构建过程 - update, 给定数组nums = {1,2, 3, 4, 5, 6, 7, 8}
BIT[0] = 0
BIT[1] = nums[0] = 1 = 1
BIT[2] = nums[0] + nums[1] = 1 + 2 = 3
BIT[3] = nums[2] = 3 = 3
BIT[4] = nums[0] + nums[1] + nums[2] + nums[3] = 1+ 2 + 3 + 4 = 10
BIT[5] = nums[4] = 5 = 5
BIT[6] = nums[4] + nums[5] = 5 + 6 = 11
BIT[7] = nums[6] = 7 = 7
BIT[8] = nums[0] + nums[1] + nums[2] + nums[3] + nums[4] + nums[5] + nums[6] + nums[7] = 1 + 2 + 3 + 4 + 5 + 6 + 7 + 8 = 36

求Sum过程, 通过 sum = BIT[i + 1];   i = i - (i & -i);  从大到小迭代来计算。
sum(0) = BIT[1]
sum(1) = BIT[2]
sum(2) = BIT[3] + BIT[2]
sum(3) = BIT[4]
sum(4) = BIT[5] + BIT[4]
sum(5) = BIT[6] + BIT[4]
sum(6) = BIT[7] + BIT[6] + BIT[4]
sum(7) = BIT[8]

得到sum(i)以后就可以相减来计算range sum了。
Time Complexity - O(nlogn) build,  O(logn) update, O(logn) rangeSum,  Space Complexity - O(n)

public class NumArray {
    private int BIT[];               // Binary Indexed Tree = Fenwick Tree
    private int[] nums;

    public NumArray(int[] nums) {
        BIT = new int[nums.length + 1];
        for(int i = 0; i < nums.length; i++) {
            init(i + 1, nums[i]);
        }
        this.nums = nums;
    }

    private void init(int i, int val) {
        while(i < BIT.length) {
            BIT[i] += val;
            i = i + (i & -i);
        }
    }

    public void update(int i, int val) {
        int delta = val - nums[i];
        nums[i] = val;
        init(i + 1, delta);
    }

    public int sumRange(int i, int j) {
        return getSum(j + 1) - getSum(i);
    }

    private int getSum(int i) {
        int sum = 0;
        while(i > 0) {
            sum += BIT[i];
            i = i - (i & -i);
        }
        return sum;
    }
}
  1. Range Sum Query 2D - Mutable

题目:
Given a 2D matrix matrix, find the sum of the elements inside the rectangle defined by its upper left corner (row1, col1) and lower right corner (row2, col2).
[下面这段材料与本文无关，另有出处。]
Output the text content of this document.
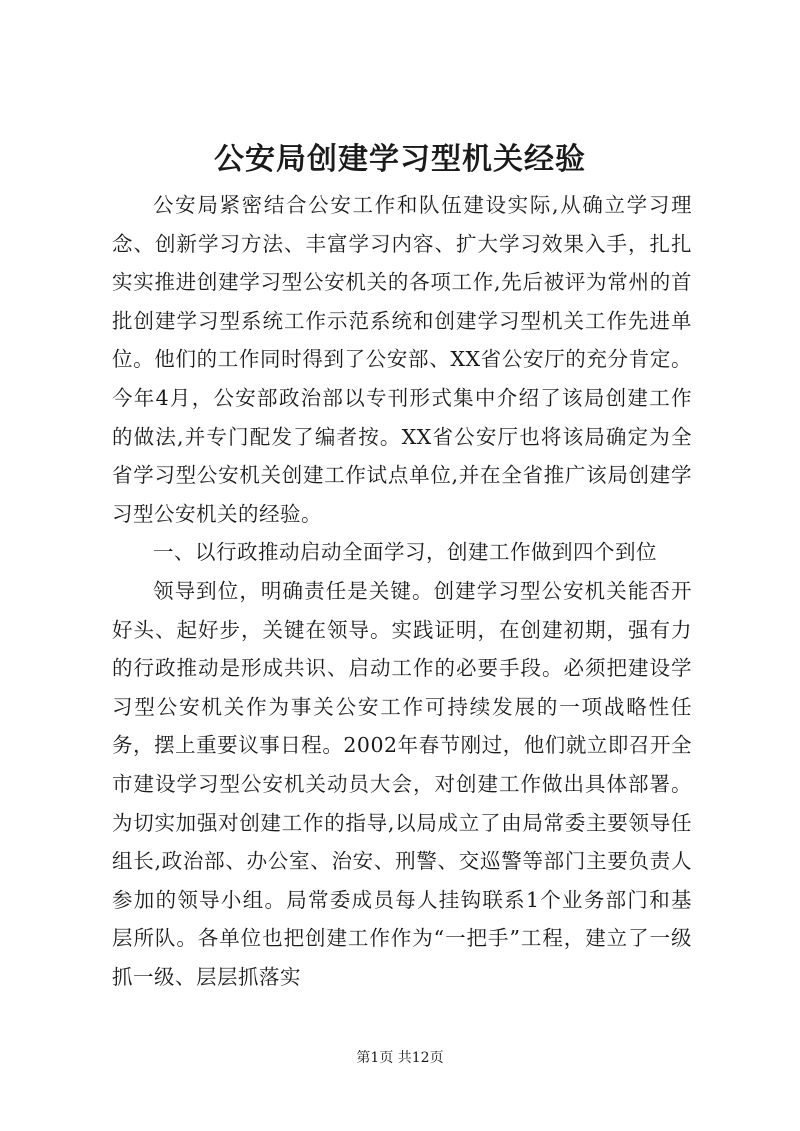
公安局创建学习型机关经验

公安局紧密结合公安工作和队伍建设实际,从确立学习理念、创新学习方法、丰富学习内容、扩大学习效果入手，扎扎实实推进创建学习型公安机关的各项工作,先后被评为常州的首批创建学习型系统工作示范系统和创建学习型机关工作先进单位。他们的工作同时得到了公安部、XX省公安厅的充分肯定。今年4月，公安部政治部以专刊形式集中介绍了该局创建工作的做法,并专门配发了编者按。XX省公安厅也将该局确定为全省学习型公安机关创建工作试点单位,并在全省推广该局创建学习型公安机关的经验。

一、以行政推动启动全面学习，创建工作做到四个到位

领导到位，明确责任是关键。创建学习型公安机关能否开好头、起好步，关键在领导。实践证明，在创建初期，强有力的行政推动是形成共识、启动工作的必要手段。必须把建设学习型公安机关作为事关公安工作可持续发展的一项战略性任务，摆上重要议事日程。2002年春节刚过，他们就立即召开全市建设学习型公安机关动员大会，对创建工作做出具体部署。为切实加强对创建工作的指导,以局成立了由局常委主要领导任组长,政治部、办公室、治安、刑警、交巡警等部门主要负责人参加的领导小组。局常委成员每人挂钩联系1个业务部门和基层所队。各单位也把创建工作作为“一把手”工程，建立了一级抓一级、层层抓落实

第1页 共12页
The above rectangle (with the red border) is defined by (row1, col1) = (2, 1) and (row2, col2) = (4, 3), which contains sum = 8.
Example:
Given matrix = [
 [3, 0, 1, 4, 2],
 [5, 6, 3, 2, 1],
 [1, 2, 0, 1, 5],
 [4, 1, 0, 1, 7],
 [1, 0, 3, 0, 5]
]

sumRegion(2, 1, 4, 3) -> 8
update(3, 2, 2)
sumRegion(2, 1, 4, 3) -> 10

Note:

The matrix is only modifiable by the update function.

You may assume the number of calls to update and sumRegion function is distributed evenly.

You may assume that row1 ≤ row2 and col1 ≤ col2.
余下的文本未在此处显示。